Marco Rubio, the Florida senator who pushed for Gaddafi’s ouster, said realpolitik sometimes requires distasteful partners. “We will have to work around the world with less than ideal governments,” he said, citing Jordan and Saudi Arabia, which caused heartburn in Amman and Riyadh.
Neurosurgeon Ben Carson said “the Middle East has been in turmoil for thousands of years,” and the idea that U.S. military involvement will straighten things out is misguided: “No one is ever better off with dictators but…we need to start thinking about the needs of the American people before we go and solve everybody else’s problems.”
Jeb Bush said toppling Saddam Hussein—a 2003 war initiated by his brother, President George W. Bush—was a good thing. But he added that its key lesson is that the U.S. must have “a strategy to get out” and leave a “stable situation” behind. That has never been a U.S. strength. Invasions are quick, easy and relatively cheap compared to the decades-long push to try to rebuild a more moderate nation to replace a dictatorship. Americans may dislike war, but they dislike pumping billions to rebuild shattered counties even more.

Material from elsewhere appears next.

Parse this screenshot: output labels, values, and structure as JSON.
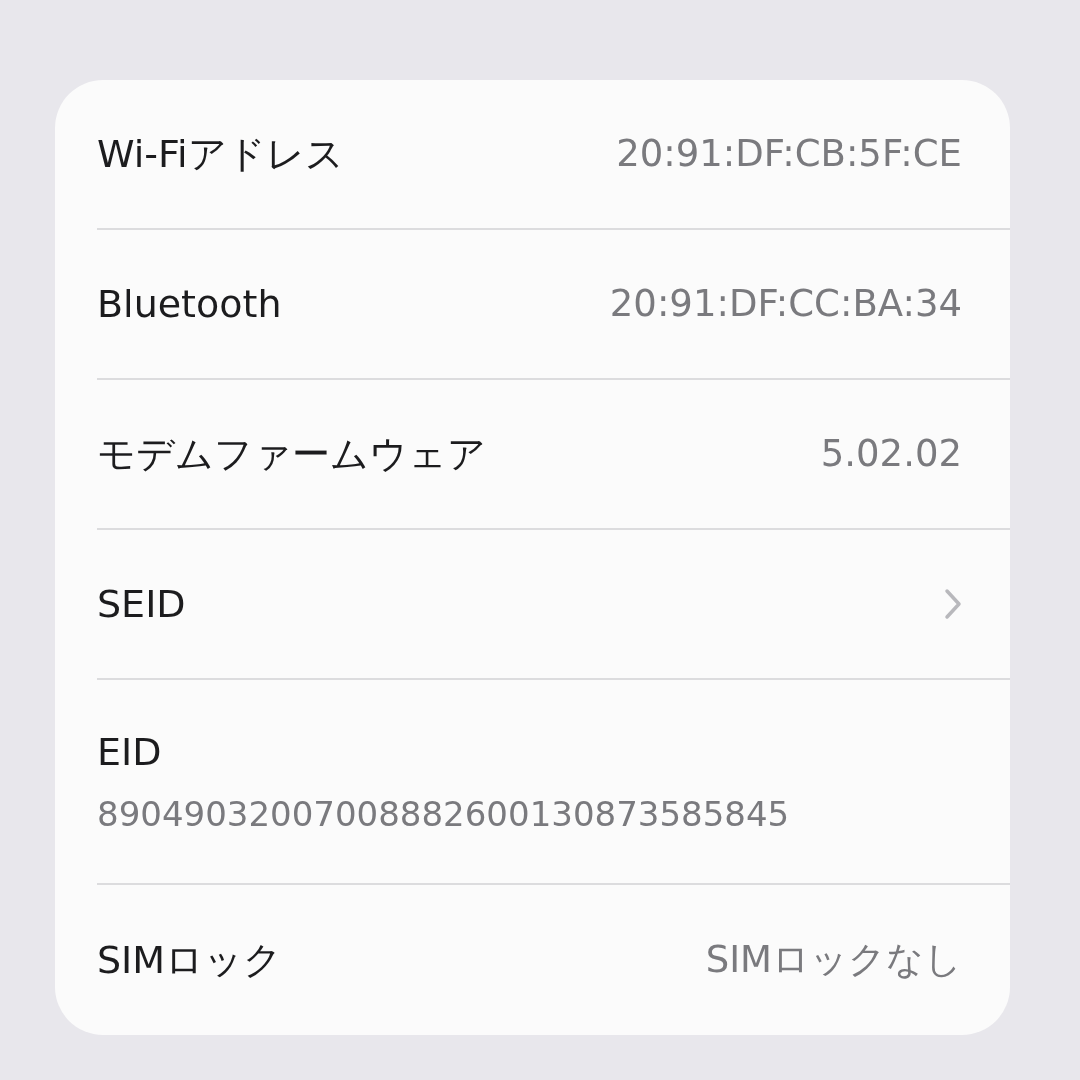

Paul agreed that it’s the what-comes-next question that has dogged U.S. policy since 9/11. “Out of regime change you get chaos,” he said. “From the chaos you have seen repeatedly the rise of radical Islam.” The issue is one of “the fundamental questions of our time,” and not necessarily black and white. “I don’t think because I think the [Iraq] regime change was a bad idea,” Paul said, “it means that Hussein was necessarily a good idea.”

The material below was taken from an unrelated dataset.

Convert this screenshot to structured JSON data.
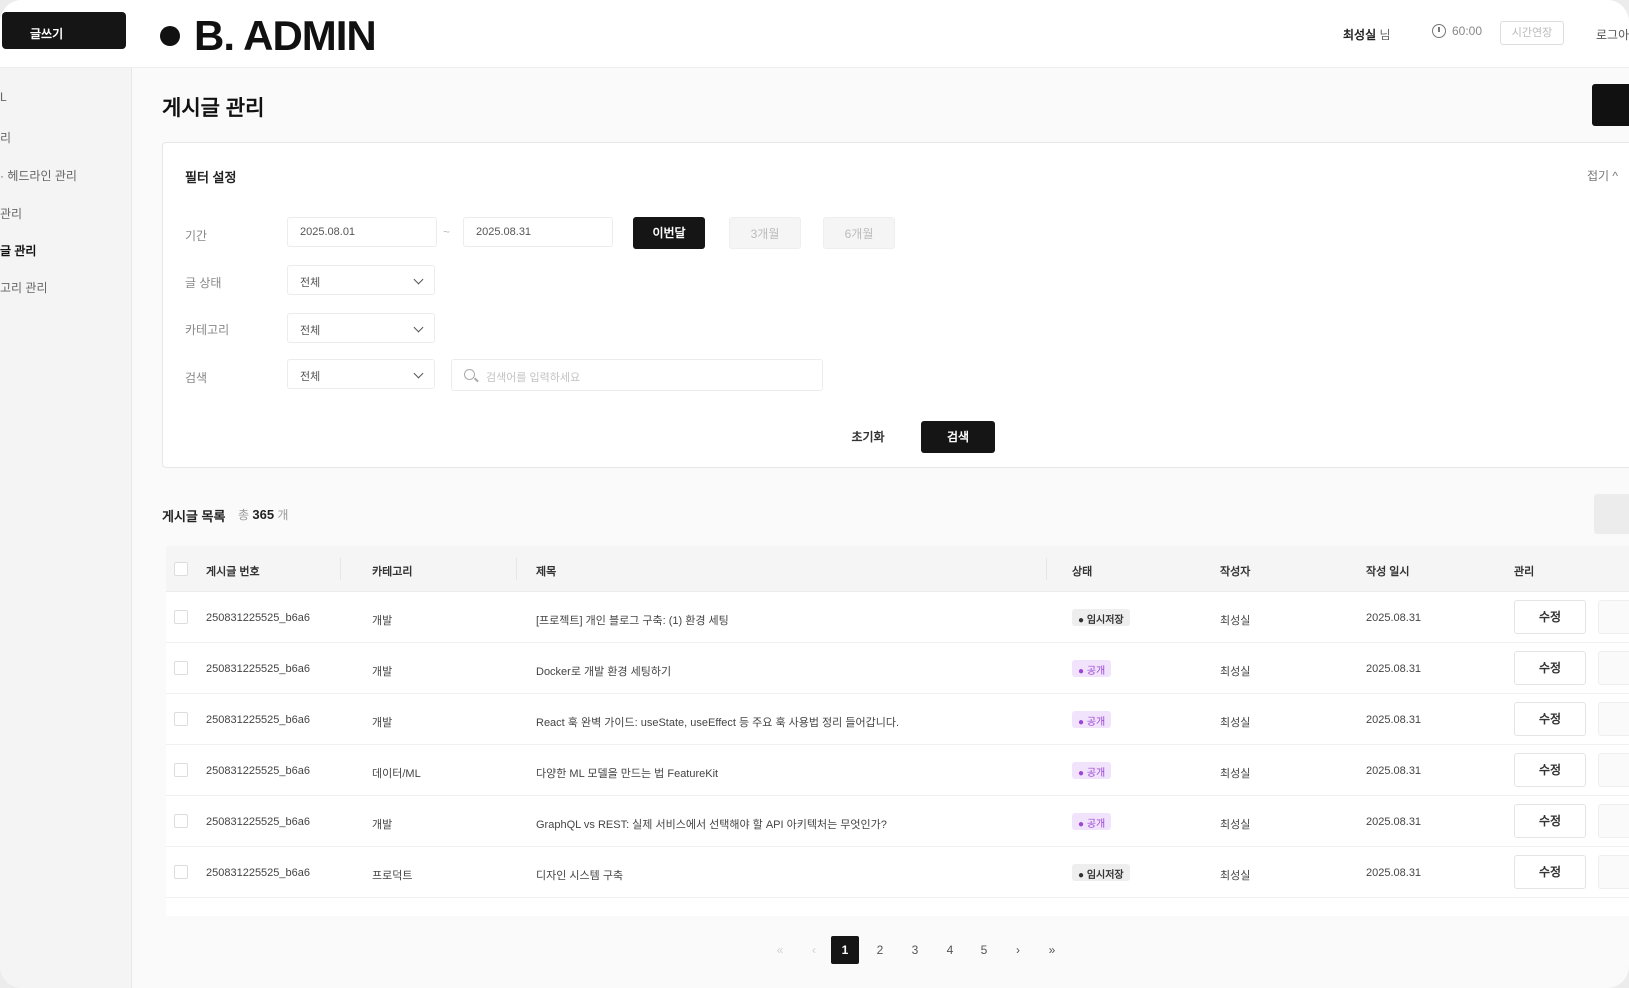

For generations, the U.S. fought left-wing dictators (Fidel Castro in Cuba, for example) while bolstering right-wing autocrats (Augusto Pinochet in Chile). This was largely because of the Cold War, where leftist regimes allied themselves with the Soviet Union, and rightist ones cozied up to the U.S. But it has been 25 years since the Soviet Union’s demise. That’s unleashed all sorts of local tensions, ranging from nationalist to religious, that the Cold War had kept largely tamped down.

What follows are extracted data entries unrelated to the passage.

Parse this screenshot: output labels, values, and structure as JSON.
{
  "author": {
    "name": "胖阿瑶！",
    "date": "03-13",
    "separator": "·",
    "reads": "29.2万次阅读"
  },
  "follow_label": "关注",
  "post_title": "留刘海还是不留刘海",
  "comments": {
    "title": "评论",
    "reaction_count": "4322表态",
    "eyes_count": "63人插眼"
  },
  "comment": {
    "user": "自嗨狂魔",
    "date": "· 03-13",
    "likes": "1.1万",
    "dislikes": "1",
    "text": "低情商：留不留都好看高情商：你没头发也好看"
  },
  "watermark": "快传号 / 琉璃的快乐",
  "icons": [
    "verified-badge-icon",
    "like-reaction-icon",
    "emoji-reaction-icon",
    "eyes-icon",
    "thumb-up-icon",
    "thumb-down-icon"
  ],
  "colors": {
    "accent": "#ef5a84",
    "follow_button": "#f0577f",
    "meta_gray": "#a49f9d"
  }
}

Nowhere has that energy exploded as quickly and violently as in the so-called arc of crisis stretching from northern Africa, through the Middle East, and on to the Central Asian states. Fueled by the nearly 1,500-year split between the Shia and Sunni branches of Islam, the collapsing regimes have entangled the U.S. in civil and religious wars and triggered the rise of terror groups like al Qaeda and ISIS.
“We’ve spent $4 trillion trying to topple various people,” Donald Trump said, referring to the eventual total price tag of the Afghan and Iraq wars. “It’s not like we had victory—it’s a mess.” While the debate over the pros and cons of backing—or, at least, not attacking—dictators will continue, no one on stage challenged Trump’s accounting.